Sony tient son nouveau fer de lance : un smartphone haut de gamme misant énormément sur son écran OLED.

Pendant l’IFA 2018, Sony a levé le voile sur son nouveau smartphone vaisseau amiral, un Xperia XZ3 qui vient trôner tout en haut de la gamme avec un écran OLED, une première pour le constructeur japonais sur le marché. Après un XZ2 sage et efficace, on ressent chez le fabricant l’envie de cocher toutes les cases du segment premium des smartphones tournant sous Android. On l’a vu de très près et on peut penser, à chaud, que Sony a de quoi rivaliser avec les ténors de ces derniers mois. 

Sony est d’abord connu pour savoir concevoir de beaux objets. Sur ce point, les fans de la marque seront tout sauf déçus : le Xperia XZ3 est un téléphone au design soigné et qui en met surtout plein les yeux grâces à son magnifique écran OLED — un 6 pouces avec une résolution QHD+. C’est davantage la luminosité qui s’affirme comme son plus gros argument : associée à la profondeur des noirs inhérente à la technologie, elle offre une image ne manquant pas de caractère, pour des contrastes saisissants.
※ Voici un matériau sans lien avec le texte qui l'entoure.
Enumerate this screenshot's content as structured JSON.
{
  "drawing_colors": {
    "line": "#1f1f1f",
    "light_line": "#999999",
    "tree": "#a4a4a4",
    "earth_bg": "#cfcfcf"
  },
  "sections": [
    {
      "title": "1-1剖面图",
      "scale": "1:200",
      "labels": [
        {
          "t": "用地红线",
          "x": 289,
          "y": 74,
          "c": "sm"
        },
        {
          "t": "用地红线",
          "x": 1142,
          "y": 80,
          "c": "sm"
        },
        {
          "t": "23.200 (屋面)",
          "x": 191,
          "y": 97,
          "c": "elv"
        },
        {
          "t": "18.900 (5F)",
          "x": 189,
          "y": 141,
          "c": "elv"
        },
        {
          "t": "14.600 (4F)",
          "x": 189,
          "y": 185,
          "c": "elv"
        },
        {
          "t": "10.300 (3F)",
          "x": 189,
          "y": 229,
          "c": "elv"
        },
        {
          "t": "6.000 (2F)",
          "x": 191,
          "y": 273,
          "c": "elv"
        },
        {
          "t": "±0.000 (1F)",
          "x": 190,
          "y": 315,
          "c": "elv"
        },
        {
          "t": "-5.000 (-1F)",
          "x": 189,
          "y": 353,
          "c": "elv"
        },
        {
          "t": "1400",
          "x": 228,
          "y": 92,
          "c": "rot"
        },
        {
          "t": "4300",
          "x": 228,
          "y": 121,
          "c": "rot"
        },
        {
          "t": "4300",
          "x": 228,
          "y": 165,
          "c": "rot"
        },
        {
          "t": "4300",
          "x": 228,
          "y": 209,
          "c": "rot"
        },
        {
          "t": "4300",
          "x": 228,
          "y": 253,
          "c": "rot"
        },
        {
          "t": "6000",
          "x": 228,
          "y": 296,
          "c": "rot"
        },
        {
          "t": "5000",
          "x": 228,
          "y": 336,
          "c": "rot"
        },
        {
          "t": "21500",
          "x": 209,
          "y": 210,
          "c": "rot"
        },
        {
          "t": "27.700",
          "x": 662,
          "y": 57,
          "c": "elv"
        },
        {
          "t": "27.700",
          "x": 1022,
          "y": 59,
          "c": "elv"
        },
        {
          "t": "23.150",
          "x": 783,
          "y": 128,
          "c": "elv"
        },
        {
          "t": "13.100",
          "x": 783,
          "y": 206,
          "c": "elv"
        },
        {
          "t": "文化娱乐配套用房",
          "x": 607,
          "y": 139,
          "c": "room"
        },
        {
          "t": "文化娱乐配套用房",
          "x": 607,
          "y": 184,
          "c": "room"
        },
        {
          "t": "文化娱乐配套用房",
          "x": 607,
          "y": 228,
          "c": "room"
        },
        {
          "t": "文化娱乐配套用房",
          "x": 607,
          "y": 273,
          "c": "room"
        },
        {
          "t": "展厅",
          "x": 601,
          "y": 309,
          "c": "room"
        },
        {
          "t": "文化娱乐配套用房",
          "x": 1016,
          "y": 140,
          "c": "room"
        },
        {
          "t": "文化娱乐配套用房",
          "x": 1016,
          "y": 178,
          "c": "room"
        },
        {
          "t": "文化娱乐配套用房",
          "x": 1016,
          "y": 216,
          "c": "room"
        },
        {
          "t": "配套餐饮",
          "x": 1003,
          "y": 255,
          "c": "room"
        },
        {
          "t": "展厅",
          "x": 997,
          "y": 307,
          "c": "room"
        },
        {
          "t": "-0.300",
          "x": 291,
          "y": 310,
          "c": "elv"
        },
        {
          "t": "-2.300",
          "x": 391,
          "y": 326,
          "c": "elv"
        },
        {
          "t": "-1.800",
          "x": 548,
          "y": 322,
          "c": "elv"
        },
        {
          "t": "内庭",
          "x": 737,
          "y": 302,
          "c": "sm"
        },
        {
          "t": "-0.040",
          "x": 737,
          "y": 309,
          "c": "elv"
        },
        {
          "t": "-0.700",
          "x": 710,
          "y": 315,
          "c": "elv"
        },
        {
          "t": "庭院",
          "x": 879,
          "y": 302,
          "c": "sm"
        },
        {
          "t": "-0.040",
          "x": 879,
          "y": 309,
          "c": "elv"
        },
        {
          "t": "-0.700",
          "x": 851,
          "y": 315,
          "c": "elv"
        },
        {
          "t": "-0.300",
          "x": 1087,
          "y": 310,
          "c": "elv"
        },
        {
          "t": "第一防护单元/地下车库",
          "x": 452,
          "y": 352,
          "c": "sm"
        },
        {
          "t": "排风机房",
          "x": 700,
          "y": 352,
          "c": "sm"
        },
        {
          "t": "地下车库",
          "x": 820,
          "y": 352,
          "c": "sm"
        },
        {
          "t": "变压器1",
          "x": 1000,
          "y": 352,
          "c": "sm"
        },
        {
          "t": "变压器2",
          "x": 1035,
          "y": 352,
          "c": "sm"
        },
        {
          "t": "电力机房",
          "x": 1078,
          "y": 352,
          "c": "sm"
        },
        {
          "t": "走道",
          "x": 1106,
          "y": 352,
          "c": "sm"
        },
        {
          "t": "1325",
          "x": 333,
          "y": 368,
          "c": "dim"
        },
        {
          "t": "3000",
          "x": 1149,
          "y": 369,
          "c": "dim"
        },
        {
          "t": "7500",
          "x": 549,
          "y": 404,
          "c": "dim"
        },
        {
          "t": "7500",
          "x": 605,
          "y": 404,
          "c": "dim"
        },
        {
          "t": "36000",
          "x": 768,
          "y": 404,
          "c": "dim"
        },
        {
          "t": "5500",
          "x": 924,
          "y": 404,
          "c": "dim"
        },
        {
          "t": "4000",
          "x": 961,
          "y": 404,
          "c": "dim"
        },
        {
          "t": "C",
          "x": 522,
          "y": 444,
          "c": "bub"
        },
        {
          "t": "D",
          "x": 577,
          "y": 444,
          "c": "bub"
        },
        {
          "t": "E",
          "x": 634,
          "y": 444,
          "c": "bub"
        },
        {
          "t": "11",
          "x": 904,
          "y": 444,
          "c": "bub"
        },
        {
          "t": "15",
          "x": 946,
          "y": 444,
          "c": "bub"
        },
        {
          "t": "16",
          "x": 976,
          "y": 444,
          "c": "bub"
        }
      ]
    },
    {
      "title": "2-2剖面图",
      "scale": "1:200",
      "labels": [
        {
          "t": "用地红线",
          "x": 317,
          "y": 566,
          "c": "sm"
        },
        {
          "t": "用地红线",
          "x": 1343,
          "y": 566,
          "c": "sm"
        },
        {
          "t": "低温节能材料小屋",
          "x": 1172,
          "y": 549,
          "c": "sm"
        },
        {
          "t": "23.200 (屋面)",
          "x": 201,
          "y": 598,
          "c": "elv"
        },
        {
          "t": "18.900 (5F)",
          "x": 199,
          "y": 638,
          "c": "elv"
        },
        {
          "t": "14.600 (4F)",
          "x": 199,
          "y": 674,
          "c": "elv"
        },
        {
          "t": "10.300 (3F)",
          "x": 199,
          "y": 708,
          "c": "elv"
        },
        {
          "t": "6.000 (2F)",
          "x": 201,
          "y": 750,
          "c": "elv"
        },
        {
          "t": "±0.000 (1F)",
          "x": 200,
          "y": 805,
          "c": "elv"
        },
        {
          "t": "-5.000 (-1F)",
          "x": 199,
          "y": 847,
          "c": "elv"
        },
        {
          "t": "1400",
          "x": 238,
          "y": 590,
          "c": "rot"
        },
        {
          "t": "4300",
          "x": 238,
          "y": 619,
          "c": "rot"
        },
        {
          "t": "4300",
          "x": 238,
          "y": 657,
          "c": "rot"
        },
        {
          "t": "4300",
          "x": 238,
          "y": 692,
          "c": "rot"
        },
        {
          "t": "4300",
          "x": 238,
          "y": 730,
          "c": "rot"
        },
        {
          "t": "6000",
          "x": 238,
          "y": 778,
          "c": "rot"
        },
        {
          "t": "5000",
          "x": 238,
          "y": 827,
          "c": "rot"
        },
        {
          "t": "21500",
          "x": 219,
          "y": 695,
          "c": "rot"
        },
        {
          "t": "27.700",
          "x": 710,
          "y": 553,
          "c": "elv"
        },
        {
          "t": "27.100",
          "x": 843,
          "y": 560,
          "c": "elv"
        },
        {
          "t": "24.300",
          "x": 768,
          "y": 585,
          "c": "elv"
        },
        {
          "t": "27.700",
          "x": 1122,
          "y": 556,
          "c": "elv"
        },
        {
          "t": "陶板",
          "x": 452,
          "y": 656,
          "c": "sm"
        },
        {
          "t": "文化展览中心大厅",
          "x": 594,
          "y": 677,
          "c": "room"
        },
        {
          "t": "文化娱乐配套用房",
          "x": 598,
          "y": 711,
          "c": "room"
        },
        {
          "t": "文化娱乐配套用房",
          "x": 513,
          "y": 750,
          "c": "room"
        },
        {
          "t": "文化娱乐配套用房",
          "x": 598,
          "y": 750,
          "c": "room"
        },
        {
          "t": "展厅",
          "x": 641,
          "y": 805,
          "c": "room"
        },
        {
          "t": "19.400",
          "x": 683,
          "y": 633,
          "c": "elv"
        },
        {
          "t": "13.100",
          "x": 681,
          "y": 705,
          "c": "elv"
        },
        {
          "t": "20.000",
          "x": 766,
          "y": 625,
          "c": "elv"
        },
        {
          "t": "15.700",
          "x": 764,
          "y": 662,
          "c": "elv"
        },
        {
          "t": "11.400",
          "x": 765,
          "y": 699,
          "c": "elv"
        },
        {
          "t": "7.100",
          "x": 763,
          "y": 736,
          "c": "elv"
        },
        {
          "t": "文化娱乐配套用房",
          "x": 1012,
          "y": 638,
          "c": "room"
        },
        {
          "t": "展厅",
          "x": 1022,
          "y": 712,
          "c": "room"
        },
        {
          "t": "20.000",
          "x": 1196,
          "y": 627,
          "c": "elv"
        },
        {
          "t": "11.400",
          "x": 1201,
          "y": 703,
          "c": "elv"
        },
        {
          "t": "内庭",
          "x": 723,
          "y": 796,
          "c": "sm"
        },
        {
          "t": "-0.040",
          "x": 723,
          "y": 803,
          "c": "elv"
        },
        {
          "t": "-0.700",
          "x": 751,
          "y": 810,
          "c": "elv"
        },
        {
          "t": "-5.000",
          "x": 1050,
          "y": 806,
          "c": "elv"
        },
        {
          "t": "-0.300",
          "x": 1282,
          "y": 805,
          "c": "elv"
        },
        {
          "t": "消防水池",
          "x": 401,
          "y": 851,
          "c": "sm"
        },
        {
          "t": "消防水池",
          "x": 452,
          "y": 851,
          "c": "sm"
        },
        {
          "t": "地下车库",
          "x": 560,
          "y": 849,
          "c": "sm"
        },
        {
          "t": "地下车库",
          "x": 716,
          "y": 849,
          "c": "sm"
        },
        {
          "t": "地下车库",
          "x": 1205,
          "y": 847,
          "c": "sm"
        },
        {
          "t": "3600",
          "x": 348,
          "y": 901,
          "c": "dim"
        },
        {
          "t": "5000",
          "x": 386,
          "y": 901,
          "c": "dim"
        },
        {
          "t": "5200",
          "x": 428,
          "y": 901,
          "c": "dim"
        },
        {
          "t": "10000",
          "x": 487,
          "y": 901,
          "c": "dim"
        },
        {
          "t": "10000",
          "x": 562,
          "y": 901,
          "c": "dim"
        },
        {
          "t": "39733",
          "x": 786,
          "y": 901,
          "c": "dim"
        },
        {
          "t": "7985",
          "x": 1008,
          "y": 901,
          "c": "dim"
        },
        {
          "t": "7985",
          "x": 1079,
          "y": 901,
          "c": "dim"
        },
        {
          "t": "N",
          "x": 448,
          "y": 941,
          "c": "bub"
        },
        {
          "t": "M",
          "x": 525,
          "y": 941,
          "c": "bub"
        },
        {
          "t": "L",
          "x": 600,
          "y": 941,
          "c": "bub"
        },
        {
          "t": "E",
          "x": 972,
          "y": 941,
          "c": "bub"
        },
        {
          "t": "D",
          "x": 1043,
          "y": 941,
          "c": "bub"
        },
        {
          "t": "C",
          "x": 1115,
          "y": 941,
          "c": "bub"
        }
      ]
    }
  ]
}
Le tout en sachant qu’aucune encoche ne viendra parasiter l’affichage, et que le téléphone convertira tout en HDR pour un rendu toujours plus éclatant. 

Sony met un Bravia dans notre poche

Sur le XZ3, Sony n’a d’ailleurs pas eu peur d’apposer la griffe Bravia, un mot-clef devenu un argument marketing sur ses téléviseurs — autre catégorie maîtrisée par les ingénieurs. Et ne pensez pas qu’ils ont mis le paquet sur l’écran en oubliant le reste. La prise en main est agréable avec des formes courbées pour bien épouser la paume sans gêner. Comme sur un Galaxy S9, la dalle est incurvée sur les côtés — un choix design très attrayant. Mais, contrairement à la mode — chinoise — du moment, Sony n’a pas cherché à tendre vers le true borderless. En témoignent ses deux bandes situées au-dessus et en-dessous. Au moins permettent-elles d’assurer un vrai rendu sonore stéréo. Pour Sony, l’idée est bien de répondre à certaines exigences d’aujourd’hui, sans dire « amen » à tout ,ou céder à des caprices hardware pour autant. 

À l’arrière, on retrouve le capteur — très central — d’empreinte digitale et, étonnamment, un unique capteur photo de 19 mégapixels. Là encore, Sony tourne le dos à la tendance de 2018 et on se retrouve finalement avec un dispositif légèrement amélioré par rapport à ce que l’on connaît du XZ2. Malheureusement, le prometteur capteur de 48 mégapixels dévoilé il y a quelques semaine ne devait pas être prêt pour le XZ3. En photo, le smartphone devrait donc faire le taff — sans plus. 

Point de vue logiciel, le XZ3 est tout heureux d’intégrer Android Pie dès son lancement, un argument certain face à des rivaux qui devront peut-être attendre plusieurs semaines avant d’être servis. Par-dessus le système d’exploitation, on retrouve la surcouche discrète de Sony avec deux fonctionnalités inédites :

  • Il y a d’abord le Side sense, qui fait apparaître un onglet de raccourcis intelligents en tapotant deux fois le bord de l’écran (il faut prendre le coup, en revanche),
  • Ensuite, la possibilité de lancer automatiquement l’appareil photo quand on tend le bras vers l’avant. Ces deux ajouts ne révolutionneront pas l’ergonomie mais ont le mérite d’être là. 

Terminons cette prise en main par les caractéristiques techniques. Avec un processeur Qualcomm Snapdragon 845 et 4 Go de RAM, le XZ3 frappe à la bonne porte, quand bien même les autres l’ont enfoncée depuis plusieurs mois. Disponible en quatre coloris (noir, gris perle, vert irisé et prune), il coûtera 799 euros pour 64 Go de stockage interne. Lancement prévu pour le mois d’octobre.